At the start of my career as a professional astronomer, I told myself that I could always become a highschool teacher if I would fail in science. In the crazy busy schedule of the last months, this had slipped my mind somewhat. Also the prospect of working with teenagers was not the most appealing.

This week I was reminded how much fun I have in working with kids of any age. First I was talking at the local elementary school. Explaining to kids age 8 to 12 what dark matter is in less than 5 minutes is quite a challenge. Nevertheless, I got great positive feedback from my own kids, and I've not felt that energized in a long time!

Next day I was asked to come talk to a high-school student, who happened to be visiting a nearby planetarium with her school for a day. She was so excited about science in general and astronomy in particular, it was really good fun.

So I started to think again. Maybe teaching is the way to go anyway. Unfortunately, there are no highschools that teach astronomy. Physics and math would be an option though. I've asked around, and one math teacher I know offered me the opportunity to come and teach in his place for an hour or so.

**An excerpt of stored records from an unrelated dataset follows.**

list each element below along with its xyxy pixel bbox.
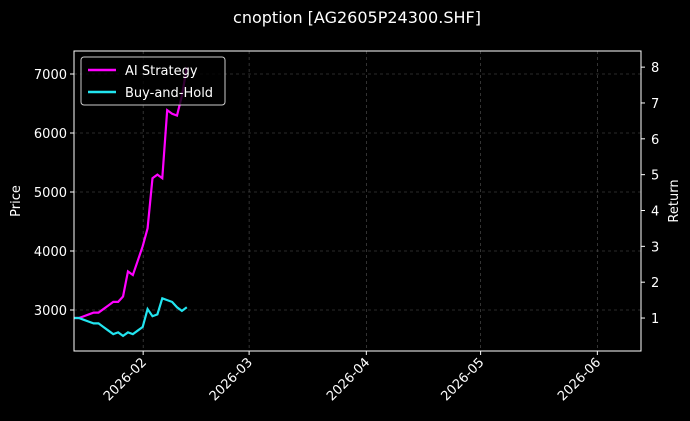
legend-label: AI Strategy <box>125 64 198 79</box>
y-tick-label: 3000 <box>34 304 67 319</box>
line-series <box>74 66 188 320</box>
x-tick-label: 2026-02 <box>101 355 150 404</box>
y2-tick-label: 7 <box>651 97 659 112</box>
plot-frame <box>73 50 642 352</box>
y2-tick-label: 6 <box>651 133 659 148</box>
x-tick-label: 2026-06 <box>555 355 604 404</box>
x-tick-label: 2026-03 <box>207 355 256 404</box>
y-tick-label: 6000 <box>34 127 67 142</box>
y2-tick-label: 3 <box>651 240 659 255</box>
y2-tick-label: 5 <box>651 169 659 184</box>
plot-lines <box>74 66 188 338</box>
y-tick-label: 5000 <box>34 186 67 201</box>
y-tick-label: 4000 <box>34 245 67 260</box>
line-series <box>74 296 188 338</box>
y-axis-label: Price <box>9 185 24 217</box>
legend-label: Buy-and-Hold <box>125 86 213 101</box>
y2-tick-label: 8 <box>651 61 659 76</box>
y-tick-label: 7000 <box>34 68 67 83</box>
chart-title: cnoption [AG2605P24300.SHF] <box>233 8 481 27</box>
y2-tick-label: 4 <box>651 204 659 219</box>
y2-axis-label: Return <box>667 179 682 222</box>
y2-tick-label: 2 <box>651 276 659 291</box>
x-tick-label: 2026-05 <box>438 355 487 404</box>
y2-tick-label: 1 <box>651 312 659 327</box>
x-tick-label: 2026-04 <box>324 355 373 404</box>
legend-box <box>80 56 226 106</box>
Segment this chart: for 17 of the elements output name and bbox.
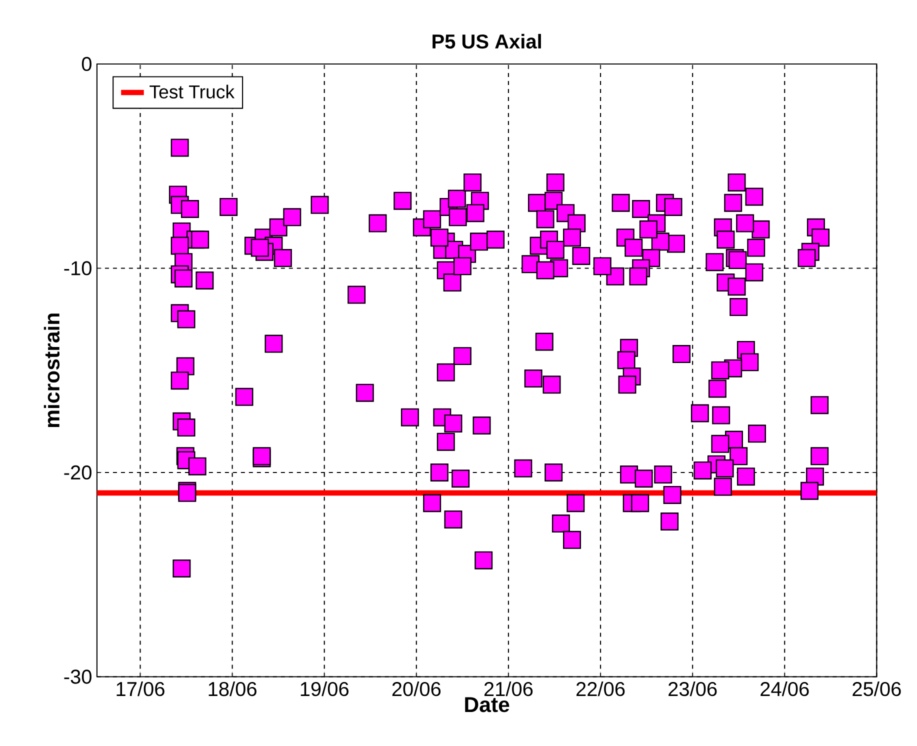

I might just take him up on that. After all, teenagers can hardly be much worse than astronomers with oversized ego's... ;-)


Monday 14 April 2014

Bugger off brain!

I honestly try to keep a positive attitude in all this, but my brain is staging a hostile take over of any positive thought between 2 and 4 AM. This is seriously conflicting with getting enough sleep.

So here's hoping that writing all this down will help. According to my brain I have failed at:
- keeping a job for longer than 4 years anywhere
- becoming a project scientist
- submitting a first author paper every year for the last many years
- applying for grants
- even being aware I could still apply for grants
- finding PhDs or first year postdocs to build up a team
- constructing a solid basis for diversity in the organization
- applying for a tenure-track position
- standing up for myself when I feel left out

That's all true, but my dear brain has been notified well in advance of all the decisions that led to this situation. I'd even go as far to say that my brain was in charge of taking them, though gut feeling was always an important second. Plus, in the mean time I have had a fabulous jobs over the last decade: who can say they get paid for doing what they love most?

So dear brain, please stop harassing me! Really. Stop it. If you don't, I'll be forced to take actions in the shape of a glass of 16yo single malt before going to bed.

Thursday 10 April 2014

Just another week in the life of a job-seeker

This week I had what sounded like a first interview, but was actually a first getting-to-know a company that sounded very interesting to me. I visited them in their location in the south of the country and got a tour of the lab facilities there. Very impressive! Then I chatted with two of the people about the next move the company wants to make. They asked me to look into this option and we will meet again in another location of theirs to discuss my ideas. Basically they gave me 'carte blanche' to write a business plan for a new branch. That is just SO AWESOME!

As for the late submission due the my e-mail failure: I am still in the loop. The organization is trying to advertise the job broader, and the deadline has been moved to May 15th. Would have been so nice if they had updated their information on time, and not after I resent my application while crawling through the dust, but who am I to blame them for being late...

In the mean time I'm trying to get in touch with more small businesses and talking to people in my network. All sorts of ideas have popped up. One which I will pursue in more detail is teaching Python. It won't be a full-time job, but I love to teach and I know Python quite well.